I'm currently working my way through the Microsoft SQL Server 2008 - Database Development (MCTS Exam 70-433) certification. In one of the earlier chapters on Combining Datasets, I came across the EXCEPT
(and INTERSECT
) commands. One example shows how to use EXCEPT
to get all values from one table that doesn't have a related value in a second table like this:
SELECT EmployeeKey FROM DimEmployee
EXCEPT
SELECT EmployeeKey FROM FactResellerSales
The EXCEPT
command was new to me, but with what I knew before today I would still easily solve the problem using a LEFT JOIN
and check for IS NULL
on the join constraint the following way:
SELECT DISTINCT DimEmployee.EmployeeKey FROM DimEmployee
LEFT JOIN FactResellerSales ON FactResellerSales.EmployeeKey = DimEmployee.EmployeeKey
WHERE FactResellerSales.EmployeeKey IS NULL
Now I started to wonder which one of these have the best performance. I tried to study the query execution plans, but I'm not too good at reading those, so it didn't make me any wiser. For the query using EXCEPT
, the plan looks like this:
|--Nested Loops(Left Anti Semi Join, OUTER REFERENCES:([AdventureWorksDW2008].[dbo].[DimEmployee].[EmployeeKey], [Expr1006]) WITH UNORDERED PREFETCH)
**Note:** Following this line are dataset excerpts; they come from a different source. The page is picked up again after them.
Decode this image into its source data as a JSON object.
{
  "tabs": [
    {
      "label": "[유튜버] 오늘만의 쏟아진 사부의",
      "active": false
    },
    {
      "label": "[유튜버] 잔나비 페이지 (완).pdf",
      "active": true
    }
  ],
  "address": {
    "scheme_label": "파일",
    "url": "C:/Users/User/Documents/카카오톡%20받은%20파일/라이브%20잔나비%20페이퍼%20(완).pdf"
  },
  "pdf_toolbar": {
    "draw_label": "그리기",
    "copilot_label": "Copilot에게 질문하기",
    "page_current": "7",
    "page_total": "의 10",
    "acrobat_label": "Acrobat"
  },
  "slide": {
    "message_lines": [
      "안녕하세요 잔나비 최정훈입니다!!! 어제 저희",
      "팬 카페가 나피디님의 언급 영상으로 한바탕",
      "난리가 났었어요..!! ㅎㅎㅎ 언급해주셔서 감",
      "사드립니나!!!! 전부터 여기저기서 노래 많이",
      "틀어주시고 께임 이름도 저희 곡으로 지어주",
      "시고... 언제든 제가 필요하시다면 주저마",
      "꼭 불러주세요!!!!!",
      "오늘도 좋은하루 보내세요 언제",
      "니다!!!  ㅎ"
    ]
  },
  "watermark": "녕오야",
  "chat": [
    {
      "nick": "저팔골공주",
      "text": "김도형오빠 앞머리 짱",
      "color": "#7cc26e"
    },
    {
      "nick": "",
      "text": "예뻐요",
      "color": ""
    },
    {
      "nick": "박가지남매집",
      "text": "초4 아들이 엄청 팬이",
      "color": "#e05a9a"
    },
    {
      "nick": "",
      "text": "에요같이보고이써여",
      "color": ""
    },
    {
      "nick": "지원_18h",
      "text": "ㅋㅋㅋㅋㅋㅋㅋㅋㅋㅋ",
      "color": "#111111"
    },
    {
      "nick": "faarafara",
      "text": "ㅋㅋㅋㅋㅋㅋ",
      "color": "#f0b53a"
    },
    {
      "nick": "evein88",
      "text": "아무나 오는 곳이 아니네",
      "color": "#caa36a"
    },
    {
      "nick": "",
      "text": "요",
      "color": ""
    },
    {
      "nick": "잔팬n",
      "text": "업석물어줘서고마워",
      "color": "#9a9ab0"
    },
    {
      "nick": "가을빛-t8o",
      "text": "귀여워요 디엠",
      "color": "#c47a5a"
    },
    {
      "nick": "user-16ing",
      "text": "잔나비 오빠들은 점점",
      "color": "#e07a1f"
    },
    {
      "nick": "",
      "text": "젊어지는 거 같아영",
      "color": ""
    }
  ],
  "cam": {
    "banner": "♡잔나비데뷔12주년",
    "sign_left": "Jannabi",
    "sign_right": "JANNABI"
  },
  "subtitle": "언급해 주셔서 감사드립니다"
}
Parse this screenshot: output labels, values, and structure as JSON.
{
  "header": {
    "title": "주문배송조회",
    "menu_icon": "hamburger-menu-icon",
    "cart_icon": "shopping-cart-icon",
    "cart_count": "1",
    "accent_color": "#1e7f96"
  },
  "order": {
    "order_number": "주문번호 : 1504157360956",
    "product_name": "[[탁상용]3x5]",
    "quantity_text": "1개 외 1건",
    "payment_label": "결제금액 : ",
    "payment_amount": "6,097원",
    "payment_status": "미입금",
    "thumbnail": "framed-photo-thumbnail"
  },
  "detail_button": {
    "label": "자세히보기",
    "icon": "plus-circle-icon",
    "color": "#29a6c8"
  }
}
|--Index Scan(OBJECT:([AdventureWorksDW2008].[dbo].[DimEmployee].[IX_DimEmployee_SalesTerritoryKey]))
|--Top(TOP EXPRESSION:((1)))
|--Index Seek(OBJECT:([AdventureWorksDW2008].[dbo].[FactResellerSales].[IX_FactResellerSales_EmployeeKey]), SEEK:([AdventureWorksDW2008].[dbo].[FactResellerSales].[EmployeeKey]=[AdventureWorksDW2008].[dbo].[DimEmployee].[EmployeeKey]) ORDERED FORWARD)
And for the one using the LEFT JOIN
it looks like this:
|--Stream Aggregate(GROUP BY:([AdventureWorksDW2008].[dbo].[DimEmployee].[EmployeeKey]))
|--Filter(WHERE:([AdventureWorksDW2008].[dbo].[FactResellerSales].[EmployeeKey] IS NULL))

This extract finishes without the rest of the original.